While I was there Joan Baez led an anti-war rally against the US involvement in the Vietnam War interrupting our choir’s activities in Frankfurt Germany.

I would have visited the troops there, but I didn’t want to be seen as too political.

Space will not allow me to list all the achievements of that year, but suffice it to say, I said thanks but not thanks continuing to that expensive trip to Edgewater Amusement Park in spring and replaced it with a field day on campus.

These two terms as a student council president gave me an executive resume, foreign policy panache, and a fire in my bones for politics.

So what happened after this mercurial rise? Well let’s just say that the politics of personal destruction were a bit much for me. I moved to another school and found out that sometimes people can just be real, real, ugly to you and it—well-it just hurt my feelings.

So, I have taken a brief 40 year hiatus from politics, but as I examine the current state of the election, I now say--write me in.

I am ready.

10 comments:

Anonymous said...

That settles it.
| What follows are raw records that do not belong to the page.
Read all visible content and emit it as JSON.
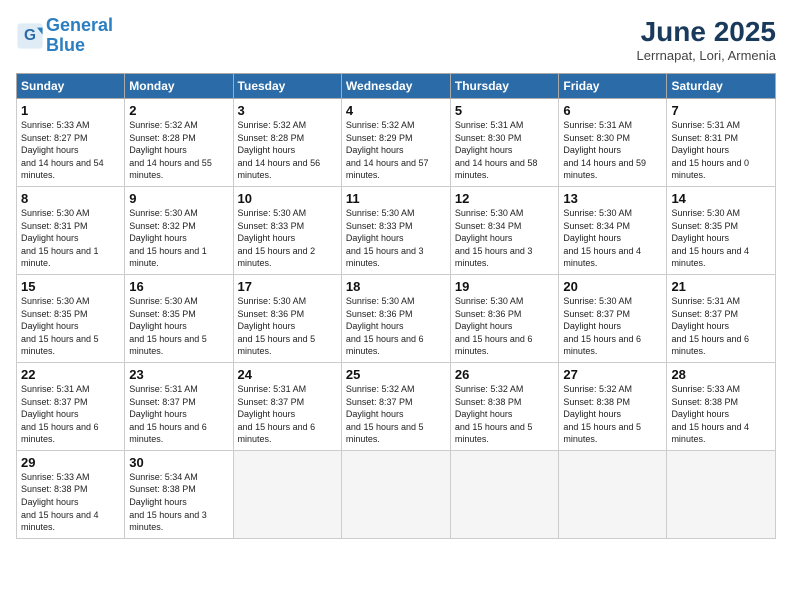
{
  "header": {
    "logo_line1": "General",
    "logo_line2": "Blue",
    "month_title": "June 2025",
    "location": "Lerrnapat, Lori, Armenia"
  },
  "days_of_week": [
    "Sunday",
    "Monday",
    "Tuesday",
    "Wednesday",
    "Thursday",
    "Friday",
    "Saturday"
  ],
  "weeks": [
    [
      {
        "day": "1",
        "sunrise": "5:33 AM",
        "sunset": "8:27 PM",
        "daylight": "14 hours and 54 minutes."
      },
      {
        "day": "2",
        "sunrise": "5:32 AM",
        "sunset": "8:28 PM",
        "daylight": "14 hours and 55 minutes."
      },
      {
        "day": "3",
        "sunrise": "5:32 AM",
        "sunset": "8:28 PM",
        "daylight": "14 hours and 56 minutes."
      },
      {
        "day": "4",
        "sunrise": "5:32 AM",
        "sunset": "8:29 PM",
        "daylight": "14 hours and 57 minutes."
      },
      {
        "day": "5",
        "sunrise": "5:31 AM",
        "sunset": "8:30 PM",
        "daylight": "14 hours and 58 minutes."
      },
      {
        "day": "6",
        "sunrise": "5:31 AM",
        "sunset": "8:30 PM",
        "daylight": "14 hours and 59 minutes."
      },
      {
        "day": "7",
        "sunrise": "5:31 AM",
        "sunset": "8:31 PM",
        "daylight": "15 hours and 0 minutes."
      }
    ],
    [
      {
        "day": "8",
        "sunrise": "5:30 AM",
        "sunset": "8:31 PM",
        "daylight": "15 hours and 1 minute."
      },
      {
        "day": "9",
        "sunrise": "5:30 AM",
        "sunset": "8:32 PM",
        "daylight": "15 hours and 1 minute."
      },
      {
        "day": "10",
        "sunrise": "5:30 AM",
        "sunset": "8:33 PM",
        "daylight": "15 hours and 2 minutes."
      },
      {
        "day": "11",
        "sunrise": "5:30 AM",
        "sunset": "8:33 PM",
        "daylight": "15 hours and 3 minutes."
      },
      {
        "day": "12",
        "sunrise": "5:30 AM",
        "sunset": "8:34 PM",
        "daylight": "15 hours and 3 minutes."
      },
      {
        "day": "13",
        "sunrise": "5:30 AM",
        "sunset": "8:34 PM",
        "daylight": "15 hours and 4 minutes."
      },
      {
        "day": "14",
        "sunrise": "5:30 AM",
        "sunset": "8:35 PM",
        "daylight": "15 hours and 4 minutes."
      }
    ],
    [
      {
        "day": "15",
        "sunrise": "5:30 AM",
        "sunset": "8:35 PM",
        "daylight": "15 hours and 5 minutes."
      },
      {
        "day": "16",
        "sunrise": "5:30 AM",
        "sunset": "8:35 PM",
        "daylight": "15 hours and 5 minutes."
      },
      {
        "day": "17",
        "sunrise": "5:30 AM",
        "sunset": "8:36 PM",
        "daylight": "15 hours and 5 minutes."
      },
      {
        "day": "18",
        "sunrise": "5:30 AM",
        "sunset": "8:36 PM",
        "daylight": "15 hours and 6 minutes."
      },
      {
        "day": "19",
        "sunrise": "5:30 AM",
        "sunset": "8:36 PM",
        "daylight": "15 hours and 6 minutes."
      },
      {
        "day": "20",
        "sunrise": "5:30 AM",
        "sunset": "8:37 PM",
        "daylight": "15 hours and 6 minutes."
      },
      {
        "day": "21",
        "sunrise": "5:31 AM",
        "sunset": "8:37 PM",
        "daylight": "15 hours and 6 minutes."
      }
    ],
    [
      {
        "day": "22",
        "sunrise": "5:31 AM",
        "sunset": "8:37 PM",
        "daylight": "15 hours and 6 minutes."
      },
      {
        "day": "23",
        "sunrise": "5:31 AM",
        "sunset": "8:37 PM",
        "daylight": "15 hours and 6 minutes."
      },
      {
        "day": "24",
        "sunrise": "5:31 AM",
        "sunset": "8:37 PM",
        "daylight": "15 hours and 6 minutes."
      },
      {
        "day": "25",
        "sunrise": "5:32 AM",
        "sunset": "8:37 PM",
        "daylight": "15 hours and 5 minutes."
      },
      {
        "day": "26",
        "sunrise": "5:32 AM",
        "sunset": "8:38 PM",
        "daylight": "15 hours and 5 minutes."
      },
      {
        "day": "27",
        "sunrise": "5:32 AM",
        "sunset": "8:38 PM",
        "daylight": "15 hours and 5 minutes."
      },
      {
        "day": "28",
        "sunrise": "5:33 AM",
        "sunset": "8:38 PM",
        "daylight": "15 hours and 4 minutes."
      }
    ],
    [
      {
        "day": "29",
        "sunrise": "5:33 AM",
        "sunset": "8:38 PM",
        "daylight": "15 hours and 4 minutes."
      },
      {
        "day": "30",
        "sunrise": "5:34 AM",
        "sunset": "8:38 PM",
        "daylight": "15 hours and 3 minutes."
      },
      null,
      null,
      null,
      null,
      null
    ]
  ],
  "labels": {
    "sunrise": "Sunrise:",
    "sunset": "Sunset:",
    "daylight": "Daylight hours"
  }
}
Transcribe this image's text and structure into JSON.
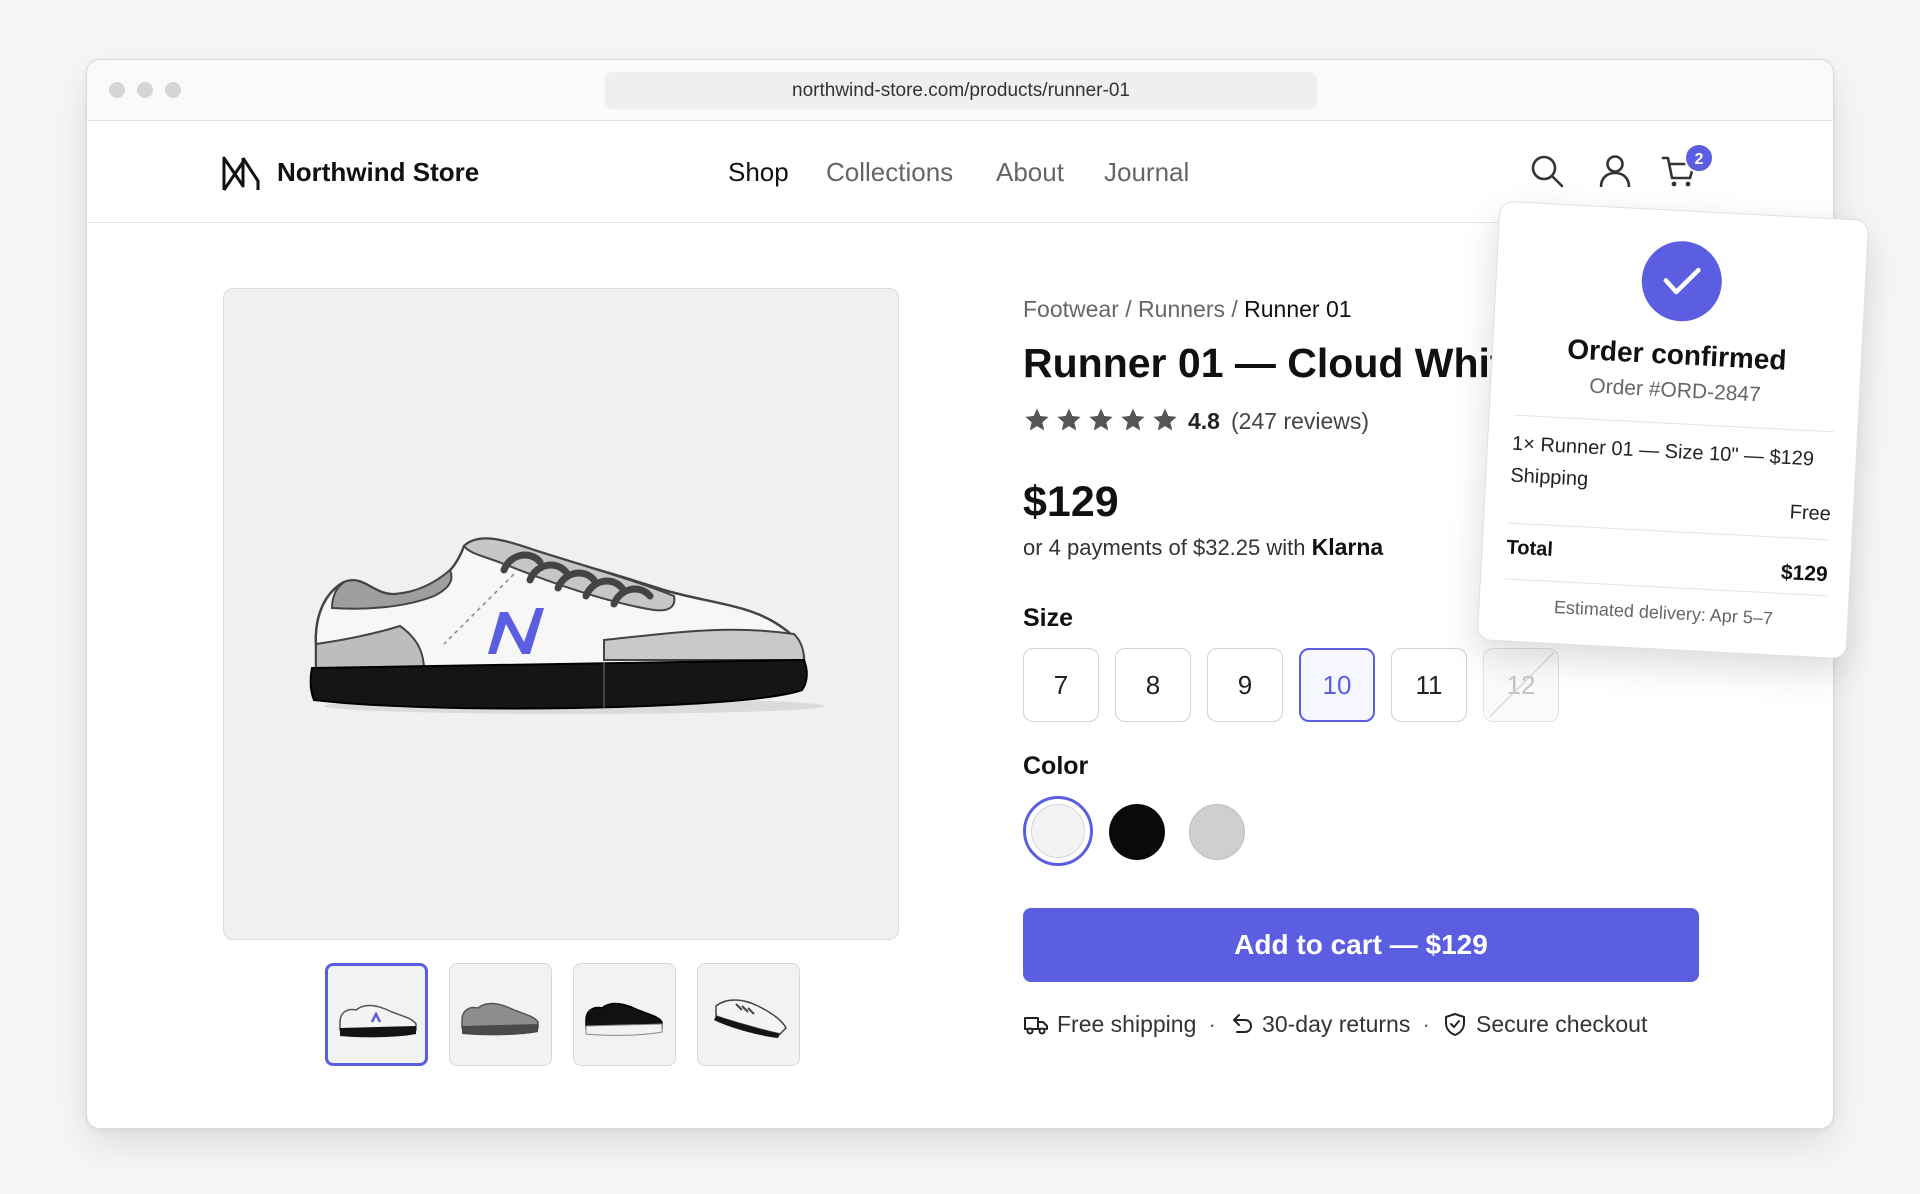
{
  "browser": {
    "url": "northwind-store.com/products/runner-01"
  },
  "nav": {
    "brand": "Northwind Store",
    "links": [
      "Shop",
      "Collections",
      "About",
      "Journal"
    ],
    "cart_count": "2"
  },
  "product": {
    "breadcrumb": [
      "Footwear",
      "Runners",
      "Runner 01"
    ],
    "breadcrumb_sep": " / ",
    "title": "Runner 01 — Cloud White",
    "rating": "4.8",
    "rating_stars": 4.8,
    "reviews": "(247 reviews)",
    "price": "$129",
    "installments_prefix": "or 4 payments of $32.25 with",
    "installments_brand": "Klarna",
    "size_label": "Size",
    "sizes": [
      "7",
      "8",
      "9",
      "10",
      "11",
      "12"
    ],
    "selected_size": "10",
    "unavailable_size": "12",
    "color_label": "Color",
    "colors": [
      "#f3f3f3",
      "#0a0a0a",
      "#cfcfd1"
    ],
    "add_to_cart": "Add to cart — $129",
    "perks": [
      "Free shipping",
      "30-day returns",
      "Secure checkout"
    ],
    "perk_sep": "·",
    "accent_color": "#5b5ee0"
  },
  "order": {
    "title": "Order confirmed",
    "id": "Order #ORD-2847",
    "line_item": "1× Runner 01 — Size 10\" — $129",
    "shipping_label": "Shipping",
    "shipping_value": "Free",
    "total_label": "Total",
    "total_value": "$129",
    "eta": "Estimated delivery: Apr 5–7"
  }
}
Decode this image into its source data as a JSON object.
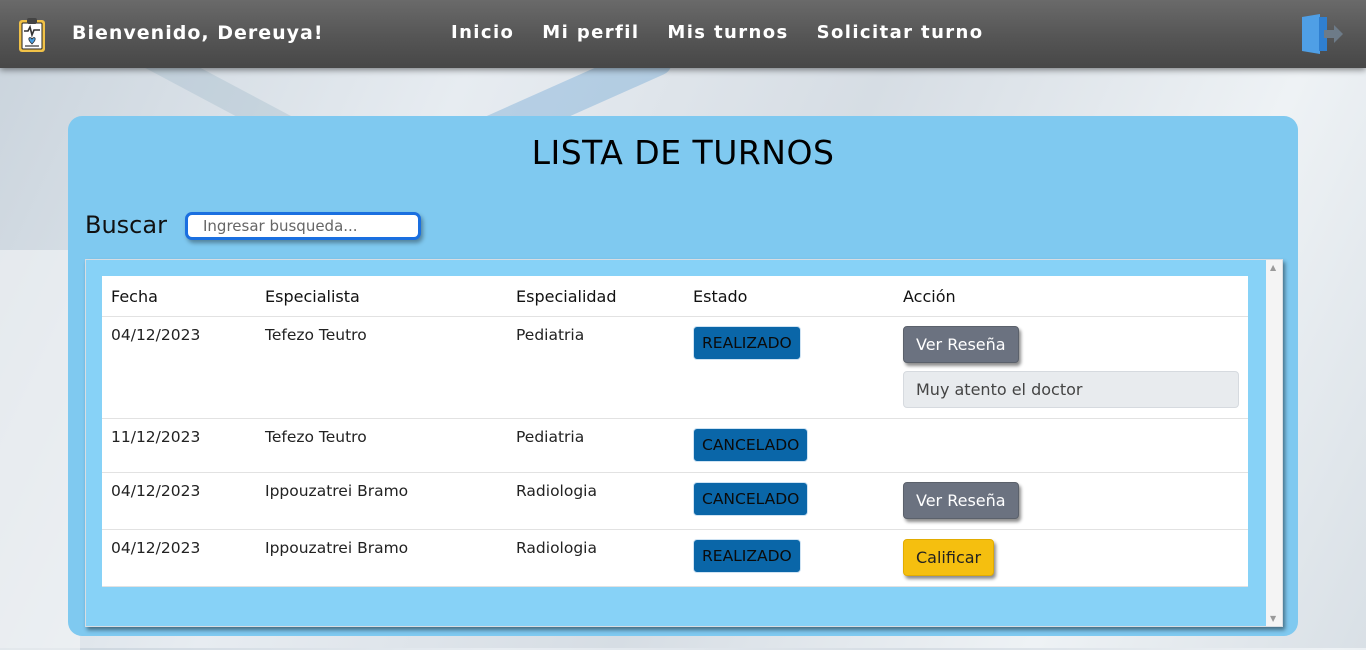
{
  "navbar": {
    "welcome": "Bienvenido, Dereuya!",
    "links": [
      "Inicio",
      "Mi perfil",
      "Mis turnos",
      "Solicitar turno"
    ]
  },
  "page": {
    "title": "LISTA DE TURNOS",
    "search_label": "Buscar",
    "search_placeholder": "Ingresar busqueda..."
  },
  "table": {
    "headers": [
      "Fecha",
      "Especialista",
      "Especialidad",
      "Estado",
      "Acción"
    ],
    "rows": [
      {
        "fecha": "04/12/2023",
        "especialista": "Tefezo Teutro",
        "especialidad": "Pediatria",
        "estado": "REALIZADO",
        "accion": "Ver Reseña",
        "resena": "Muy atento el doctor"
      },
      {
        "fecha": "11/12/2023",
        "especialista": "Tefezo Teutro",
        "especialidad": "Pediatria",
        "estado": "CANCELADO"
      },
      {
        "fecha": "04/12/2023",
        "especialista": "Ippouzatrei Bramo",
        "especialidad": "Radiologia",
        "estado": "CANCELADO",
        "accion": "Ver Reseña"
      },
      {
        "fecha": "04/12/2023",
        "especialista": "Ippouzatrei Bramo",
        "especialidad": "Radiologia",
        "estado": "REALIZADO",
        "accion": "Calificar"
      }
    ]
  },
  "colors": {
    "navbar": "#555555",
    "card": "#7fc9f0",
    "badge": "#0a66a8",
    "button_gray": "#6b7280",
    "button_yellow": "#f5bf0f",
    "search_border": "#1a6fe0"
  },
  "icons": {
    "logo": "medical-clipboard-icon",
    "logout": "logout-door-icon"
  }
}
I'm voting for YOU.

Anonymous said...

Yes,but do you wear a FLAG PIN? 'Cause that's what's REALLY important.

Q.

Randy Moore said...

Wait a second... You didn't get to fire any librarians or state troopers, did you?

Never mind, I'll vote for you.

Anonymous said...

change the slogan to
VOATE-CHOATE-DOWDY

Unknown said...

It's all true. I was there, giving moral support along the way. I say, as the construction paper posters we made said at the time,"VOTE CHOATE."

Anonymous said...

you know we've already got t-shirts, right?

christopher

Al Evans said...

Being a recent graduate of both the august institutions which you mentioned (1948 and 1950 respectively), I am here to say that president of the Harvard Law Review, graduating from Annapolis, 30 year in the U.S. Senate or even shooting a moose pale by comparison to your achievements.

If you would like to have a mixed gender campaign with an older gent who in no way would threaten to show you up, feel free to add my name to bottom of your ticket.

Anonymous said...

You have my vote, sister. Will I have a place in the Cabinet?

Beverly Choate Dowdy said...

Kim
If I put you in the cabinet, then some culturally insensitive person might say you are the Indian in the Cupboard.
:-)

Anonymous said...

Well Bev, its like your dad said," You can be the president of the United States if you want to be." And of course, he also thought your sisters could be too. So, if you get elected be sure to have them be on the team.